Jason sees it as "It is object-oriented development". LoL, "Sometimes the interfaces are service interfaces, sometimes they're other kinds of interfaces." And what could be the other kinds of interfaces? "We're working in the object-oriented paradigm where we are not able to support services", Really?

I have said it and I'll say it again, there are several core differences between SO and OO:

a) the interface in SO is bi-directional, in OO the "references" are not explicit, hence Spring, OSGi...

b) activation: in OO, there is no "activation" framework. All method invocations are serialized, Bertrand Meyer has written enough articles about Object and Concurrency to make it clear

c) in OO there is a "one-to-one" relationship between method and implementation. in SO, several operations can be tied onto the same implementation (BPEL is the best example).

SCA, finally, digs us out of the pre-historic "CRUD-Oriented Architecture" that has been the bread and butter of an old generation of architects for the last 30 years. SCA IS-THE technology that is bringing "peer-to-peer asynchronous inter-actions" at the core of the application model. SCA is one of the most elegant and most important technologies I have ever seen because it is changing radically the application model from OO to SO without disrupting existing technologies. This is not about replacing Java, this is not about adding orchestration concepts to every language under the Sun, it is about enabling the definition of inter-action based interfaces and enabling older technologies to leverage orchestration concept today without any disruption. How smart is that? Mike Edwards and a few others who have invented SCA are some of the most important thinkers of the last 30 years. SCA enables SOA, SCA is SOA, SCA brings SOA to everybody.

Finally we can move on from the antiquated, Synchronous, CRUD-oriented, Client/Server application model that has brought IT to its knees and leverage an Asynchronous Service Oriented Peer-to-Peer model to create the information systems of the 21st century.
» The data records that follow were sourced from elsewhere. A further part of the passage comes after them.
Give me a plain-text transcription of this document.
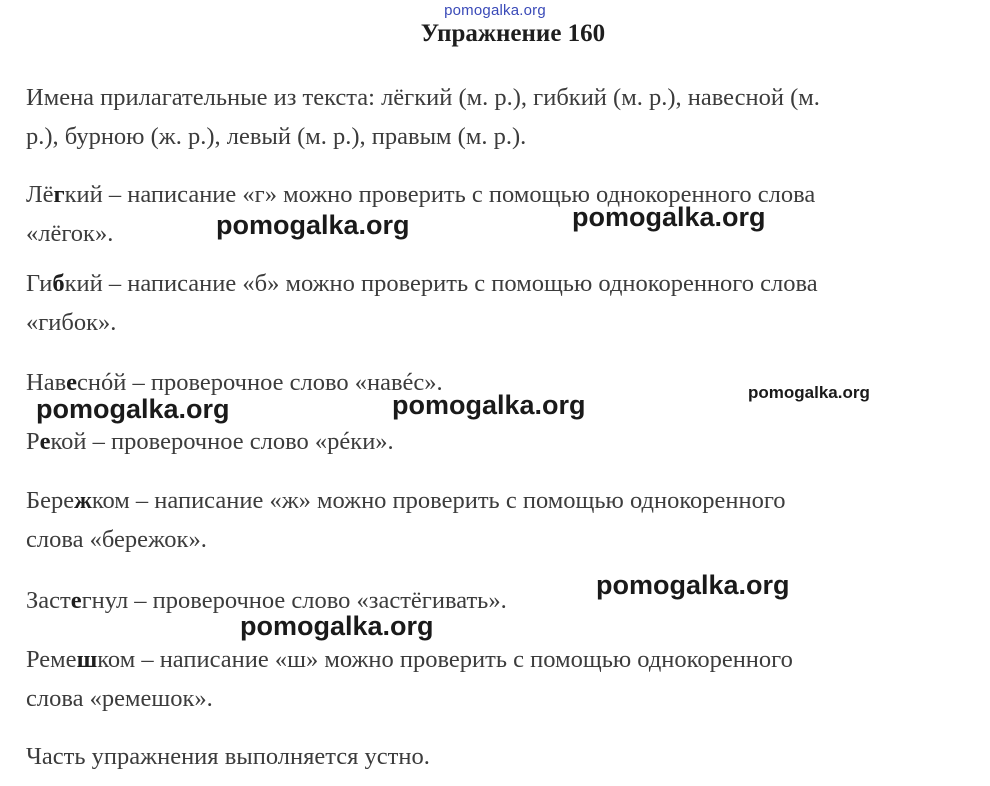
pomogalka.org
Упражнение 160
Имена прилагательные из текста: лёгкий (м. р.), гибкий (м. р.), навесной (м.
р.), бурною (ж. р.), левый (м. р.), правым (м. р.).
Лёгкий – написание «г» можно проверить с помощью однокоренного слова
«лёгок».
Гибкий – написание «б» можно проверить с помощью однокоренного слова
«гибок».
Навеснóй – проверочное слово «навéс».
Рекой – проверочное слово «рéки».
Бережком – написание «ж» можно проверить с помощью однокоренного
слова «бережок».
Застегнул – проверочное слово «застёгивать».
Ремешком – написание «ш» можно проверить с помощью однокоренного
слова «ремешок».
Часть упражнения выполняется устно.
pomogalka.org	pomogalka.org
pomogalka.org	pomogalka.org	pomogalka.org
pomogalka.org
pomogalka.org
Yes, SCA is changing a lot of things, but not in a revolutionary way, it is not about replacing skills but augmenting them. It is not about killing Java (politically), it is about augmenting it.

As Mike points it out in his response to Jason, SCA is the technology that enables composition. It is also the technology that finally gives us the correct foundation for BPM.

If I were a member of this core team that created SCA from scratch, I'd be quite proud of these accomplishments.